JEDI will be a commercially built and operated cloud to host battlefield, tactical and classified data to be analyzed and used to increase the lethality and connectivity of warfighters at the tactical edge. The Pentagon first came up with the concept for JEDI in late 2017 and the project is the centerpiece of the department’s cloud strategy.
Former Defense Digital Service director Chris Lynch, who oversaw the JEDI procurement for a time, responded to the decision in a tweet.
“We did it the right way from the very start with an amazing team,” Lynch said. “JEDI will immediately deliver much needed capabilities to the warfighter, deliver incredible capabilities that are built from the best tech, and it will change lives. Couldn't be more proud.”
AWS, in a statement, said it “stands ready to support and serve” the Defense Department.
“The DoD deserves access to the best technology in the world and we are unwavering in our support to their mission,” an AWS spokesperson said.
Oracle could appeal the decision to the U.S. Court of Appeals for the Federal Circuit. When reached for comment, Oracle did not say whether it would appeal.
“Oracle’s cloud infrastructure 2.0 provides significant performance and security capabilities over legacy cloud providers.
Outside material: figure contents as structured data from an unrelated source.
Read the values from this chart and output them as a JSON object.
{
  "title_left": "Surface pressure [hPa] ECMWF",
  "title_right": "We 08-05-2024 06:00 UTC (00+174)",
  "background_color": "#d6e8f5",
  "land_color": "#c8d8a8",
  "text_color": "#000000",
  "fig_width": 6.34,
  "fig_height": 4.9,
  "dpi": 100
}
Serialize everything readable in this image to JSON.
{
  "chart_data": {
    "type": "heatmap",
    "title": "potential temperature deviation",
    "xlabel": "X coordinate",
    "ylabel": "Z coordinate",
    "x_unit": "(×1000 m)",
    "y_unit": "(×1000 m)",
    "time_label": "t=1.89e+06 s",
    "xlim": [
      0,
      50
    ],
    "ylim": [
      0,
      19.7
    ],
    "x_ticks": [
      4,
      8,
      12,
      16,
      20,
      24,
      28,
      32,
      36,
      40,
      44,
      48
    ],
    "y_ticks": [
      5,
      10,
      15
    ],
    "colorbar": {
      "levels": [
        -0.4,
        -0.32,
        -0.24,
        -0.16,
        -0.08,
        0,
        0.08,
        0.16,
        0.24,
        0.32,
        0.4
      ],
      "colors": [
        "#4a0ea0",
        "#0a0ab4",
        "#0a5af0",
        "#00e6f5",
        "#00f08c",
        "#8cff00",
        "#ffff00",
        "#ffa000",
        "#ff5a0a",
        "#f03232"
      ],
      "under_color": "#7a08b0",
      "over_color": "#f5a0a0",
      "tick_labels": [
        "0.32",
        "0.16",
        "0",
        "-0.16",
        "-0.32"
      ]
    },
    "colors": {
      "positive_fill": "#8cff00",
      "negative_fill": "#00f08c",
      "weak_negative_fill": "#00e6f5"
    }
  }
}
We look forward to working with the Department of Defense, the Intelligence Community, and other public sector agencies to deploy modern, secure hyperscale cloud solutions that meet their needs,” the company said in a statement to Nextgov.
The Defense Department said it was "pleased" with the court's decision in a statement Friday.
"This reaffirms the DOD's position: the JEDI Cloud procurement process has been conducted as a fair, full and open competition, which the contracting officer and her team executed in compliance with the law," said Pentagon spokeswoman Elissa Smith. "DOD has an urgent need to get these critical capabilities in place to support the warfighter and we have multiple military services and Combatant Commands waiting on the availability of JEDI. Our focus continues to be on finalizing the award decision."
Before Oracle filed its lawsuit with the Court of Federal Claims, the company and rival IBM both filed bid protests with the Government Accountability Office. Oracle’s protest was denied, while IBM’s protest was dismissed due to the U.S. Court of Federal Claims handling Oracle’s ongoing lawsuit.
Historically, appeals to U.S. Court of Federal Claims decisions are rare in government contracting cases. Three years ago, data analytics firm Palantir successfully sued the Army over its Distributed Common Ground System procurement, ultimately prevailing after losing its initial bid protest with the Government Accountability Office.
The court is expected to release a full opinion in the coming days.
While the decision allows the Pentagon to continue toward an August award date for JEDI, Congress has become increasingly involved in the contract.
Last year, Congress exercised its oversight authority on JEDI, forcing the Pentagon to justify its plan to award JEDI to a single cloud provider. The Pentagon complied and released a subsequent cloud strategy that explained JEDI will be just one of many clouds the military apparatus plans to incorporate.
Recently, a string of Republicans have called for holds on funding to JEDI or additional scrutiny. In a June appearance on Tucker Carlson’s show on Fox, influential Republican Rep. Mark Meadows called the Amazon allegations “incredible” and called for an investigation. Republican Sen. Ron Johnson, who chairs the Senate’s Homeland Security Committee, asked acting Defense Secretary Mark Esper in a late June letter to hold off on awarding JEDI until an investigation is completed. According to the Associated Press, Sen. Chuck Grassley, R-Iowa, said JEDI’s bidding process should be restarted.
On Thursday, Sen. Marco Rubio, R-Fla., asked National Security Advisor John Bolton in a letter to delay the contract due to concerns over bias toward Amazon, according to The Hill.